Значительная часть лекций посвящалась разговорам со студентами, и такие беседы могли бы быть очень полезны, если бы имели другой характер. Но Погодин ограничивался указаниями на то, чем следует заниматься, мог изложить историю сословий, историю отдельных княжеств и т. п., но самого главного, что требуется от профессора, он не говорил, – как заниматься, как работать над источниками. Он жаловался, что молодые люди самолюбивы, не хотят бескорыстно трудиться на стариков. “Ведь вот никто из них не пойдет к старому ученому дрова пилить”,– выражался Погодин со свойственной ему откровенностью, разумея под этим, что никто не соглашается подыскивать ему нужные места в источниках, вообще заниматься подготовительной работой, которой он, Погодин, мог бы воспользоваться, сберегая таким образом свои силы и время.
Подобные беседы только смешили студентов и возбуждали антипатию к профессору. Университетская молодежь и так не питала к Погодину никакого уважения, он пользовался репутацией грубого до цинизма, самолюбивого и корыстолюбивого человека, – таким он и был на самом деле – умный и плутоватый мужик, по выражению академика Никитенко.
Понятно, что при таком составе профессоров наиболее плодотворным для Соловьева было занятие всеобщей историей.
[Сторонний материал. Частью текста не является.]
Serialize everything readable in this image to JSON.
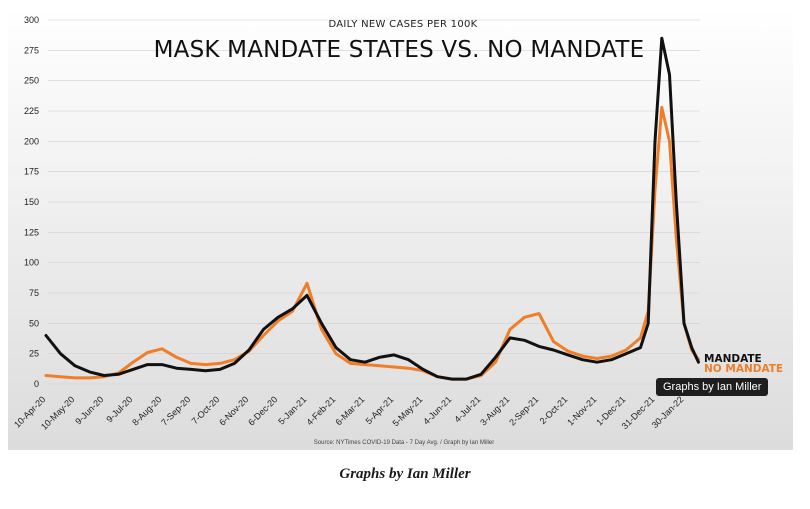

В то время в ней господствовало философское направление, и увлечение Гегелем было так сильно, что студенты постоянно выражались гегелевскими терминами. Это направление было полезно в том отношении, что заставляло студентов думать, не ограничиваться фактами, но делать широкие обобщения. Философия истории Гегеля произвела такое сильное впечатление на Соловьева, что он, правда на короткое время, увлекся протестантским учением и собирался сделаться философом и разрабатывать религиозные вопросы. Но скоро любовь к истории взяла верх, и Соловьев погрузился в чтение исторических книг, преимущественно европейских ученых – Гиббона, Вико, Сисмонди. На последнем курсе он больше всего занимался русской историей, самостоятельно работал с источниками, так как наша литература того времени отличалась бедностью. Кроме Карамзина, читать было почти нечего; Карамзина он изучил еще в гимназии, да притом этот историк не удовлетворял даже студентов. Из сочинений по русской истории самое большее впечатление произвело на Соловьева “Древнейшее право руссов” Эверса, где он нашел указание на родовой быт у славян, чем впоследствии воспользовался в создании своей теории.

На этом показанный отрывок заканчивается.